The Court finds that the Respondents herein were in fragrant violation of the statutory rights of the Applicant. They did not hear her side. This is a very big violation of the principles of fair labour practice as enshrined in Section 31 of the Malawi Republic Constitution. This Court has stressed on divers occasions that employers should not terminate employment as if they are running a farmers’ club. They have to respect the statutory rights of the employee. Here is a good example of a case where this was not followed.


It is clear from the analysis that the termination of the Applicant’s employment was not fair. I therefore order that the Applicant be compensated pursuant to Section 63 (1)(c). The Applicant had worked for almost 3 years. I therefore order that she should be paid one months salary for each year of service. This money should be paid immediately through this Court. Thus this compensation worked out on her last pay on the day of termination would mean K12,485 multiplied by three years which comes up to K37,455.00.

As for the other claims made, I am unable to appreciate that she is entitled to them.

On a rather different note, the Applicant said a lot of things in her evidence, which I am afraid may not have been relevant to the case at hand. But some of these issues were referring to alleged human rights violation which she said are being perpetrated at the Respondents’ institution but the people have no voice at all to make them known to the authorities. For example, she told the Court almost with tears down that there is a lot of discrimination at this workplace. For example, she said that there is favouritism for the Asian workers than the locals. She also said that there is a lot of harassment whereby workers are being assaulted by superiors but these workers have nowhere to complain. She also mentioned of some women being sexually abused like being raped or indecently assaulted yet nothing happens to the perpetrators.

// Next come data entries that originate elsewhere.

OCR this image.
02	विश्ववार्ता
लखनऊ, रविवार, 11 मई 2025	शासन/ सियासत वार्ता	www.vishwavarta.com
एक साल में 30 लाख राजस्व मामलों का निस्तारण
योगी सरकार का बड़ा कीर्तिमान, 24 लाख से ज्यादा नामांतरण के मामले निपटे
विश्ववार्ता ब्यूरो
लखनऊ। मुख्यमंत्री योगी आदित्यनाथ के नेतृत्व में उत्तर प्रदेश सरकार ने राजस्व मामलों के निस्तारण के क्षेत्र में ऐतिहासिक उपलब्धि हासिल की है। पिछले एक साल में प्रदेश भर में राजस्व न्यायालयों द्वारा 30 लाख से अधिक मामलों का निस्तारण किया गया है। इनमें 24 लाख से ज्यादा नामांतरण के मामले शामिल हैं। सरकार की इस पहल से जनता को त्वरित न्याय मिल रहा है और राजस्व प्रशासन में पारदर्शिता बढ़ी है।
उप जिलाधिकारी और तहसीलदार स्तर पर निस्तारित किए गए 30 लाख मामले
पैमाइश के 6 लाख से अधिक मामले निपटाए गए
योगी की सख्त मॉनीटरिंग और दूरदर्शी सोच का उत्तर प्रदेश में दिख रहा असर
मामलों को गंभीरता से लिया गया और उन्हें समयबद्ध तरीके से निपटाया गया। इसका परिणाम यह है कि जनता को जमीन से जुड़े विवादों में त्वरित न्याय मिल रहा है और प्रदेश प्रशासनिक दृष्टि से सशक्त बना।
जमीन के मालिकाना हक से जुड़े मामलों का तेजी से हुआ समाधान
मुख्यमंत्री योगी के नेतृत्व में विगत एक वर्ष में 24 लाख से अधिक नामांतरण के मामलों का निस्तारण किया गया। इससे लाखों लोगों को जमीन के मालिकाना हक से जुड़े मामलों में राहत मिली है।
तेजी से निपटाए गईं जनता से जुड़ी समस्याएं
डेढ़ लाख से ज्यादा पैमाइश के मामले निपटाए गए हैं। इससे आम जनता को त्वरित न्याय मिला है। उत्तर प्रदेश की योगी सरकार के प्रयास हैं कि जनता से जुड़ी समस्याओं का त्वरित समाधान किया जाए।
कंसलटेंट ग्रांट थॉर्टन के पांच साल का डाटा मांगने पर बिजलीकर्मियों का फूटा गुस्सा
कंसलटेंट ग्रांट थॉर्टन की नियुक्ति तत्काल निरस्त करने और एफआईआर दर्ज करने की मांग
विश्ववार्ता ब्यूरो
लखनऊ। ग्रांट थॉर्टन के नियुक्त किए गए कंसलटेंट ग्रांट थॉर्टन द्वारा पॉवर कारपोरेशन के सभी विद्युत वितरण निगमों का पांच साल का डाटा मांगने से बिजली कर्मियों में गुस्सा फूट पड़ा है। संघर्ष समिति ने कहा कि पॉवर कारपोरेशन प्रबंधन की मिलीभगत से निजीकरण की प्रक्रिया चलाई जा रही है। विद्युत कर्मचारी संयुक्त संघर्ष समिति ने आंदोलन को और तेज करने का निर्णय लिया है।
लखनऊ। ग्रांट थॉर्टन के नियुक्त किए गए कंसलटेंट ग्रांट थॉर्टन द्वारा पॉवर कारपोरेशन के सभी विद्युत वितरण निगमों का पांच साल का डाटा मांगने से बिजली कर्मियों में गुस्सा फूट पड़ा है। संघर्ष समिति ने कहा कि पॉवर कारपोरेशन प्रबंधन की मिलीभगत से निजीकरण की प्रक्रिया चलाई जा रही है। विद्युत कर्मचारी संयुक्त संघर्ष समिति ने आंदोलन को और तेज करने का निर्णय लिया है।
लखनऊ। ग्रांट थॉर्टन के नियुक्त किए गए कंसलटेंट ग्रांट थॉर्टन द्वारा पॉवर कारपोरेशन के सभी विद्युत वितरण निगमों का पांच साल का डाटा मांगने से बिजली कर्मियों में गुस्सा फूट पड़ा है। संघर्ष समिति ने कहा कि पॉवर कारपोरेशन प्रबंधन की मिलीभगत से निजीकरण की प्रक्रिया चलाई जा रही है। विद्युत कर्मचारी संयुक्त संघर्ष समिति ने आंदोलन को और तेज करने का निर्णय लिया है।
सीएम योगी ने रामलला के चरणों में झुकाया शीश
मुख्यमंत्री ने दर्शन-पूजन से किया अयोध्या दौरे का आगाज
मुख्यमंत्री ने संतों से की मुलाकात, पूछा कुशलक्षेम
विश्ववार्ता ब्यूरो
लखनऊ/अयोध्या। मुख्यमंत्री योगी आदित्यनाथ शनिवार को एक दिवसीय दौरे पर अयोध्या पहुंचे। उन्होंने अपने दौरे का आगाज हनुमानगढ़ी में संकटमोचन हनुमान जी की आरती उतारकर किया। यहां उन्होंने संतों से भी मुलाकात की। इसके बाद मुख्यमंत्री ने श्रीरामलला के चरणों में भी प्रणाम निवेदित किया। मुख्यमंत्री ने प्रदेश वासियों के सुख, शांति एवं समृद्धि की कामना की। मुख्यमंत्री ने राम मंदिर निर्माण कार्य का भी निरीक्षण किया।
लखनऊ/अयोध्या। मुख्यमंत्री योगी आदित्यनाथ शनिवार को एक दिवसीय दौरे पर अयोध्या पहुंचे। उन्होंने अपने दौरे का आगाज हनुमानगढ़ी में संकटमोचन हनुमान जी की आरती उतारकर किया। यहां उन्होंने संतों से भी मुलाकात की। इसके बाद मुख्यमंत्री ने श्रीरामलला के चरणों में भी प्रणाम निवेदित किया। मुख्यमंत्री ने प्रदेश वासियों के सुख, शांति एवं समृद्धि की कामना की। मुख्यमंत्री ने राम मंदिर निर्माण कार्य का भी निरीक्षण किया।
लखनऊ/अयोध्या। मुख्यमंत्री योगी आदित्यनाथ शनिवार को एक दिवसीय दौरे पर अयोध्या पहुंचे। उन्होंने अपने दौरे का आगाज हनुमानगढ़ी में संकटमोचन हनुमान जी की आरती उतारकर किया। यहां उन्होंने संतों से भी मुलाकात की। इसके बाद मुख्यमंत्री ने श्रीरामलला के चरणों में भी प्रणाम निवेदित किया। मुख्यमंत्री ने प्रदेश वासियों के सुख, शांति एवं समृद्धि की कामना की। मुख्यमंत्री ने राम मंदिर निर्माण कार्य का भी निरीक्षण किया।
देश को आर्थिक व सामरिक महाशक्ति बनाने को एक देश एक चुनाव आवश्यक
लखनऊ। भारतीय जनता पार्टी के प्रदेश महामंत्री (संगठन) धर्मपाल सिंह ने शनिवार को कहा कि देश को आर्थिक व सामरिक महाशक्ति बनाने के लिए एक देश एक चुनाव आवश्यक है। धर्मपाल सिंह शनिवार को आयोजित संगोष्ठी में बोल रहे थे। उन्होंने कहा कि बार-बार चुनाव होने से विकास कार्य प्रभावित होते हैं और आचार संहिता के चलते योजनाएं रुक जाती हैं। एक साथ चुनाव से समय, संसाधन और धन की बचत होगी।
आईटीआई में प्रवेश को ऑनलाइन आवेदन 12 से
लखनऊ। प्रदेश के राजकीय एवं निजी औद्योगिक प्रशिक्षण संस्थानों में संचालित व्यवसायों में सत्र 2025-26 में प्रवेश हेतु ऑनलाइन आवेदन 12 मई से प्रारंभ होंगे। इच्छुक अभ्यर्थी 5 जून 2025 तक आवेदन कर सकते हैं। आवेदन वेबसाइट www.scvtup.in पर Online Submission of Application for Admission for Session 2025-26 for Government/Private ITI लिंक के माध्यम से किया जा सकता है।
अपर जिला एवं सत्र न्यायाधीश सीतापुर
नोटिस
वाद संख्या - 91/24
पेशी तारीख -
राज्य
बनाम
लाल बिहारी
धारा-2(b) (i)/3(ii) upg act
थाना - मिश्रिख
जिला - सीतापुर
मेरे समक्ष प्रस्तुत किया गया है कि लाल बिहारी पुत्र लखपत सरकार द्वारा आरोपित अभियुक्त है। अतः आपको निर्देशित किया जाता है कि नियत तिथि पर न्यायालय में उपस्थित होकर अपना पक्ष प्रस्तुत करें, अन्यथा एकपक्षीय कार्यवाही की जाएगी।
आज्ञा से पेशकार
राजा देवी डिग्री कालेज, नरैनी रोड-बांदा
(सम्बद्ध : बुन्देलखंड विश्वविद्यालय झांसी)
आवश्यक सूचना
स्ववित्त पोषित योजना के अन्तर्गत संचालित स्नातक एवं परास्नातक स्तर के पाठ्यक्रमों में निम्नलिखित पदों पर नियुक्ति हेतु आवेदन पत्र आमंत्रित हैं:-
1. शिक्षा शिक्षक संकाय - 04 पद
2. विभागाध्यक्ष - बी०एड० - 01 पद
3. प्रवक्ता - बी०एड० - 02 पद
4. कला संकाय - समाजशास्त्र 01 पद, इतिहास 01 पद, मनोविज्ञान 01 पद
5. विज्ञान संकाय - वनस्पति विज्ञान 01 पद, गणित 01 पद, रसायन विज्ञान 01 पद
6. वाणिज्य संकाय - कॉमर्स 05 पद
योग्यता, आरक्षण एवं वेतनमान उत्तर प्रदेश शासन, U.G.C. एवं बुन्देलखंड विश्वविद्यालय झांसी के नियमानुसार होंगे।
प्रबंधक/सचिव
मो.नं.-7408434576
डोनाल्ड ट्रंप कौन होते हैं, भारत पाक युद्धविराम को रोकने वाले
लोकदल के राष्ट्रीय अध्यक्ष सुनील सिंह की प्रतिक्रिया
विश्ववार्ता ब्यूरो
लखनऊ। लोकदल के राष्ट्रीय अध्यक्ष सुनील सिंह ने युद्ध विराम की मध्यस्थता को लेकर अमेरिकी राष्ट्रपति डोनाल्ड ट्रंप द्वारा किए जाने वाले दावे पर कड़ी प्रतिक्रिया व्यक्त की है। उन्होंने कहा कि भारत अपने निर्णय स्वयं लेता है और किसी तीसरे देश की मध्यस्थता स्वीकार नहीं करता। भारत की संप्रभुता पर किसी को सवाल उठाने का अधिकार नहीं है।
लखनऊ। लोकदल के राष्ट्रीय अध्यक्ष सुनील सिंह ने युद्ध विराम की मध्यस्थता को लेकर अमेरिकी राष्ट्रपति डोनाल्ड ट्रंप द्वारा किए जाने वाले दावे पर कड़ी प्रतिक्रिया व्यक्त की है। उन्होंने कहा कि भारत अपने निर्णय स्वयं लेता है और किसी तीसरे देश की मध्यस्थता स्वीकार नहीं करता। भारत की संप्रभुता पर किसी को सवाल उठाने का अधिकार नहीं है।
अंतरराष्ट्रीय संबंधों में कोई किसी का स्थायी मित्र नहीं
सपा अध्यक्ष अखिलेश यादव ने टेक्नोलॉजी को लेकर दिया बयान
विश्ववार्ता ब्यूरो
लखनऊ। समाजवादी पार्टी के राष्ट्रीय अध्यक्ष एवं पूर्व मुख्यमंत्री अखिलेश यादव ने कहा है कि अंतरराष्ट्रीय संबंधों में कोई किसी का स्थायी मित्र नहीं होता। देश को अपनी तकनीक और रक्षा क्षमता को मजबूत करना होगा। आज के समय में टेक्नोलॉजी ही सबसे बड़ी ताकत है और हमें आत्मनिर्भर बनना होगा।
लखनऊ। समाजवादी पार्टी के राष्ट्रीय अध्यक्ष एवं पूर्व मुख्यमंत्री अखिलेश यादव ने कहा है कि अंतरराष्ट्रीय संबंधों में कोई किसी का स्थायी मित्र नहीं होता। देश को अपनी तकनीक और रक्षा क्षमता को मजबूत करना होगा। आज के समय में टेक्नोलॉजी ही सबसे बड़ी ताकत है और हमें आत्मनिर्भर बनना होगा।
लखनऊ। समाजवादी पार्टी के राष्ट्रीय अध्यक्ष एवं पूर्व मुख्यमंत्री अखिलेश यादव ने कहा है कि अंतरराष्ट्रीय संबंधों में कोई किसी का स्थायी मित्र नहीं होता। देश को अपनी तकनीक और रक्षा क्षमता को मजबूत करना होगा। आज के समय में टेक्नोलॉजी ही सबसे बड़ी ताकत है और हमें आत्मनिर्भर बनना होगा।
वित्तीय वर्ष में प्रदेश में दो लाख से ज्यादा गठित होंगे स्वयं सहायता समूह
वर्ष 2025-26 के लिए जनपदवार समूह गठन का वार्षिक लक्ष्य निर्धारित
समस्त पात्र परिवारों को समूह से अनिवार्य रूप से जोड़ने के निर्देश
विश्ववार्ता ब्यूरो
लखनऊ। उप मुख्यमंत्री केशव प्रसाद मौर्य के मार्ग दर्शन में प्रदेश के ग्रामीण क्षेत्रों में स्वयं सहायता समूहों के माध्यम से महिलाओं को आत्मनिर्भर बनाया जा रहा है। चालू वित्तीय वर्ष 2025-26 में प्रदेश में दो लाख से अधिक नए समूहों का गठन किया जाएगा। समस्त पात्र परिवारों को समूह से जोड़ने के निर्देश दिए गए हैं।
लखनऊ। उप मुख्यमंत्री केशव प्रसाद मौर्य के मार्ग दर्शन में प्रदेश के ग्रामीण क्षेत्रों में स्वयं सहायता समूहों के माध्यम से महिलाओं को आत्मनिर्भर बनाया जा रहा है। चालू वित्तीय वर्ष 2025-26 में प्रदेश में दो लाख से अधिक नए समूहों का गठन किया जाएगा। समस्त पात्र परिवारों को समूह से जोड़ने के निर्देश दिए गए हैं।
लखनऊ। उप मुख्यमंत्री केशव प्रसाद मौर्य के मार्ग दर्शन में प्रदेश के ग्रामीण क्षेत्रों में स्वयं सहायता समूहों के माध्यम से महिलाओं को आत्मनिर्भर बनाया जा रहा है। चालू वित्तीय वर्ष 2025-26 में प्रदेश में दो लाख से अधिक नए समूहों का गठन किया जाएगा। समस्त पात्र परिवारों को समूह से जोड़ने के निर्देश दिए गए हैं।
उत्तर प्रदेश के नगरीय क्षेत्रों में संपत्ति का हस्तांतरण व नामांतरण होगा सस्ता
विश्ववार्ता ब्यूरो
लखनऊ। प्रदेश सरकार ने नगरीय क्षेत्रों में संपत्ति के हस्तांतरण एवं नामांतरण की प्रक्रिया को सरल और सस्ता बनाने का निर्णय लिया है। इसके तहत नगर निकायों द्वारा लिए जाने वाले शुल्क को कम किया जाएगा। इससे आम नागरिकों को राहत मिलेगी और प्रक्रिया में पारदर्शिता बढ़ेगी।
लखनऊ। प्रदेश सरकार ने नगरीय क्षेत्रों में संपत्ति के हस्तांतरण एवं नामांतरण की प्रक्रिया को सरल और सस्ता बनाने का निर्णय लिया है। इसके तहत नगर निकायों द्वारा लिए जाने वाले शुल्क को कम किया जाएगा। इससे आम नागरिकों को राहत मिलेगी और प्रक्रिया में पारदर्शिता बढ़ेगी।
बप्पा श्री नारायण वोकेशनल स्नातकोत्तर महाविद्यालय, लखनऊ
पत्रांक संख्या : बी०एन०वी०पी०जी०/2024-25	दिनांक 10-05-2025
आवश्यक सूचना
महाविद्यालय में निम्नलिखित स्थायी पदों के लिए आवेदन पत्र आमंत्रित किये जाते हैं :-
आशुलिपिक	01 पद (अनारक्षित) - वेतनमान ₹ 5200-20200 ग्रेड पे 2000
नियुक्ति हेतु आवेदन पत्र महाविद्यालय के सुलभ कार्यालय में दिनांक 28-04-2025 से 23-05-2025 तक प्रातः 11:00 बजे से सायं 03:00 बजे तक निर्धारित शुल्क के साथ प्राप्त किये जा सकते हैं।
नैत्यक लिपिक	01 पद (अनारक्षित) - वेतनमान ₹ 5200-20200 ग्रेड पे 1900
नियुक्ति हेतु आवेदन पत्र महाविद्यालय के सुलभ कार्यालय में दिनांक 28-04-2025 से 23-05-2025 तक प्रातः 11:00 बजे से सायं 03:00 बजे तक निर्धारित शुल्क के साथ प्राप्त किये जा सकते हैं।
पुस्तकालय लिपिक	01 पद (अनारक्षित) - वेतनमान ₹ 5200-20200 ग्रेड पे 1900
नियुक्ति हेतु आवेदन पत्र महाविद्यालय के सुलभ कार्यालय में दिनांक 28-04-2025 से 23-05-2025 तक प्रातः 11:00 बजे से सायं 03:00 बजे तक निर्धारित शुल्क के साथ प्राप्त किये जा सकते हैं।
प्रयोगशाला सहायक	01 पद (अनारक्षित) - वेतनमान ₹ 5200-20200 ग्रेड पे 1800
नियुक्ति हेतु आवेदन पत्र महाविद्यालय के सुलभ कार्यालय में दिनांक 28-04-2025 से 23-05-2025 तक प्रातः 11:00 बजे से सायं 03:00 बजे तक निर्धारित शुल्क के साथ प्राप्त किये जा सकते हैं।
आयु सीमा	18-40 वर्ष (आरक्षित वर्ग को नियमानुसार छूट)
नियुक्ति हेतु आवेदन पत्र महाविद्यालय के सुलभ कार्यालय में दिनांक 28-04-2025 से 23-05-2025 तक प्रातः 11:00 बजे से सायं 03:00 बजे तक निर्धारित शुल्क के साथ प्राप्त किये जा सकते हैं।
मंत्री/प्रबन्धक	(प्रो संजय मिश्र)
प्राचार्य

As I have said, this Court may not have the jurisdiction in some of these allegations. I would therefore do justice by forwarding this decision to the appropriated institutions such as the Office of the Ombudsman and the Human Rights Commission, which institutions using their inherent powers may cause public enquiries on such matters. I am sure that since the Applicant was saying that under oath, she was telling the truth; and would be the first person to explain to these bodies what is happening at this institution.

DELIVERED this 17th day of June, 2002 at Lilongwe.